Claire Ridel – Ce travail se situe dans une démarche transdisciplinaire lettres / EMI. Nous sommes parties des représentations des élèves sur l’Intelligence Artificielle pour affiner leur point de vue, chasser des représentations erronées et apporter des connaissances nouvelles. Par exemple, l’idée de la « conscience » de l’IA et son anthropomorphisme sous forme de robot ont émergé dès le début de la séance, et ont donné lieu à un débat entre les élèves.
Emilie Barbe – Puis nous avons expliqué ce qu’était l’Intelligence artificielle, et nous avons surtout insisté sur ce qu’était un prompt. J’ai rédigé une synthèse, que nous avons mise à disposition des élèves dans l’ENT pour qu’ils puissent le consulter lors de la création des images.
Quels conseils de rédaction du prompt avez-vous donnés aux élèves ?
1er conseil : « Soyez précis. Plus votre description est précise, plus l’image générée sera proche de ce que vous imaginez. Par exemple, au lieu de dire « un chien », dites « un chiot golden retriever jouant dans un champ de fleurs. »
2ème conseil : « Utilisez des adjectifs. Les adjectifs aident à donner plus de détails à votre description. Par exemple, au lieu de dire « une maison », dites « une grande maison victorienne avec un jardin fleuri ».
3ème conseil : « Soyez créatif. L’IA est capable de générer des images à partir de descriptions très imaginatives. »
4ème conseil, le plus important : « reformulez plusieurs fois votre prompt afin d’obtenir le résultat souhaité et le plus proche de ce que vous avez en tête. »
Il n’est pas facile pour une enseignante de choisir l’outil IA approprié pour la classe : comment avez-vous abordé et résolu ce problème ?
Claire Ridel – Ce qui nous a semblé le plus important, c’est de choisir une IA qui respecte la vie privée de nos élèves, qui ne récolte pas leurs données.

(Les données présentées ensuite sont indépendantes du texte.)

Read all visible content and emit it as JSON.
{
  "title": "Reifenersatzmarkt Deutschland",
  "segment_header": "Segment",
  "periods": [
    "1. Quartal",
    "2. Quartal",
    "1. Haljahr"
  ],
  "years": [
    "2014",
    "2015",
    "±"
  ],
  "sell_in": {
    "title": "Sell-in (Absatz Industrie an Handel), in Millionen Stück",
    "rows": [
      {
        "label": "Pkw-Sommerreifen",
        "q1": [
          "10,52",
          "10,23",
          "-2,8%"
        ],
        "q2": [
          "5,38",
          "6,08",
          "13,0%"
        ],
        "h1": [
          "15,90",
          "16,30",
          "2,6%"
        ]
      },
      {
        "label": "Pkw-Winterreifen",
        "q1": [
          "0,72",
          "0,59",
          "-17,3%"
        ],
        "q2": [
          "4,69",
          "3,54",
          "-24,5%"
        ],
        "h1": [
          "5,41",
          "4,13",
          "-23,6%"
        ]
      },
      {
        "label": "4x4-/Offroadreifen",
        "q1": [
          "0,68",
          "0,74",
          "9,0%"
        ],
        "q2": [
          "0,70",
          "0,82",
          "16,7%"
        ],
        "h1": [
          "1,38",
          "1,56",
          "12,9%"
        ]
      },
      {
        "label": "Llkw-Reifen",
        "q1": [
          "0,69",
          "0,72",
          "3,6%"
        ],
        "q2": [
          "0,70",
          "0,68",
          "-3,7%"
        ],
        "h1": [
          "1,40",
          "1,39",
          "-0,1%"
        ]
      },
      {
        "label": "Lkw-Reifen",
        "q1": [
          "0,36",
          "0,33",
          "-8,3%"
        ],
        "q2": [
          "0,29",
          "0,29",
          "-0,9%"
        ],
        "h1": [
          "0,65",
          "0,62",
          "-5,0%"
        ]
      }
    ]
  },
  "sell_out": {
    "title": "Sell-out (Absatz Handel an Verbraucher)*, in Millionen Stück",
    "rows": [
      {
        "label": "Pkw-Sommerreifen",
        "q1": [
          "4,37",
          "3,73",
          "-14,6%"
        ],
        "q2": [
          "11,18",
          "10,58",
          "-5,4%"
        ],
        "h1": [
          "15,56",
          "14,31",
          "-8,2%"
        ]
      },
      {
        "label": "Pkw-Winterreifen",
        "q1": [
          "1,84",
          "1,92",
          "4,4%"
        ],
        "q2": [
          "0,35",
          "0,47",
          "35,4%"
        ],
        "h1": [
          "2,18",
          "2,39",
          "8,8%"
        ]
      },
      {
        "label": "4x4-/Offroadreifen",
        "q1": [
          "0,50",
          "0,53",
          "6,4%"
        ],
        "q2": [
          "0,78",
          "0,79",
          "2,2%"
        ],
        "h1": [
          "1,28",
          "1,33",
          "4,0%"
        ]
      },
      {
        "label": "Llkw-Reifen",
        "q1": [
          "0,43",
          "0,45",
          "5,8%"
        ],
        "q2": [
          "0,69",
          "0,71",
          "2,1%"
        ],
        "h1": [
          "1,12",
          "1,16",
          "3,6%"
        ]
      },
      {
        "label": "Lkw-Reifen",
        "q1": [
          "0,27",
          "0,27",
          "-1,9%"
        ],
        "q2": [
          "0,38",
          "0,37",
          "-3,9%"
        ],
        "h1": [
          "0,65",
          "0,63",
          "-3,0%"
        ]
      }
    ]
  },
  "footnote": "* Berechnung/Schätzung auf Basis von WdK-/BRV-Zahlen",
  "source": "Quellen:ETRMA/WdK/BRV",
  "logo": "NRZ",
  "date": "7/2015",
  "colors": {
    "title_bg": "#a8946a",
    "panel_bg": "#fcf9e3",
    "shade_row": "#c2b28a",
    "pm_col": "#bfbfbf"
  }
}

J’ai fait quelques tests de mon côté, tandis qu’Emilie utilisait une autre IA. Bien que Stable Diffusion soit efficace, nous ne l’avons pas gardée car elle nécessitait un matériel performant et était en anglais, et le but de l’exercice était de travailler les compétences d’écriture et réécriture des élèves en français : nous l’avons donc écartée. Ensuite, j’ai laissé de côté l’IA Copilopt de Microsoft, qui était très performante, mais qui nécessitait une connexion avec un compte et proposait un nombre d’essais limité. Or, dans la perspective du tâtonnement qui était la mienne, il fallait laisser la place à l’erreur et à la correction sans avoir à se soucier d’un quelconque quota. Finalement, nous avons opté pour l’Intelligence Artificielle intégrée à l’application Canva : le nombre d’essais est important, la qualité très satisfaisante, et surtout nous disposons de comptes pour les élèves créés par Emilie, ce qui permet de ne pas demander d’inscriptions individuelles aux élèves.
Les élèves ont ainsi été invités à générer des images avec Canva pour donner à voir leur lecture de Maupassant : quelles ont été les consignes et modalités de ce travail ?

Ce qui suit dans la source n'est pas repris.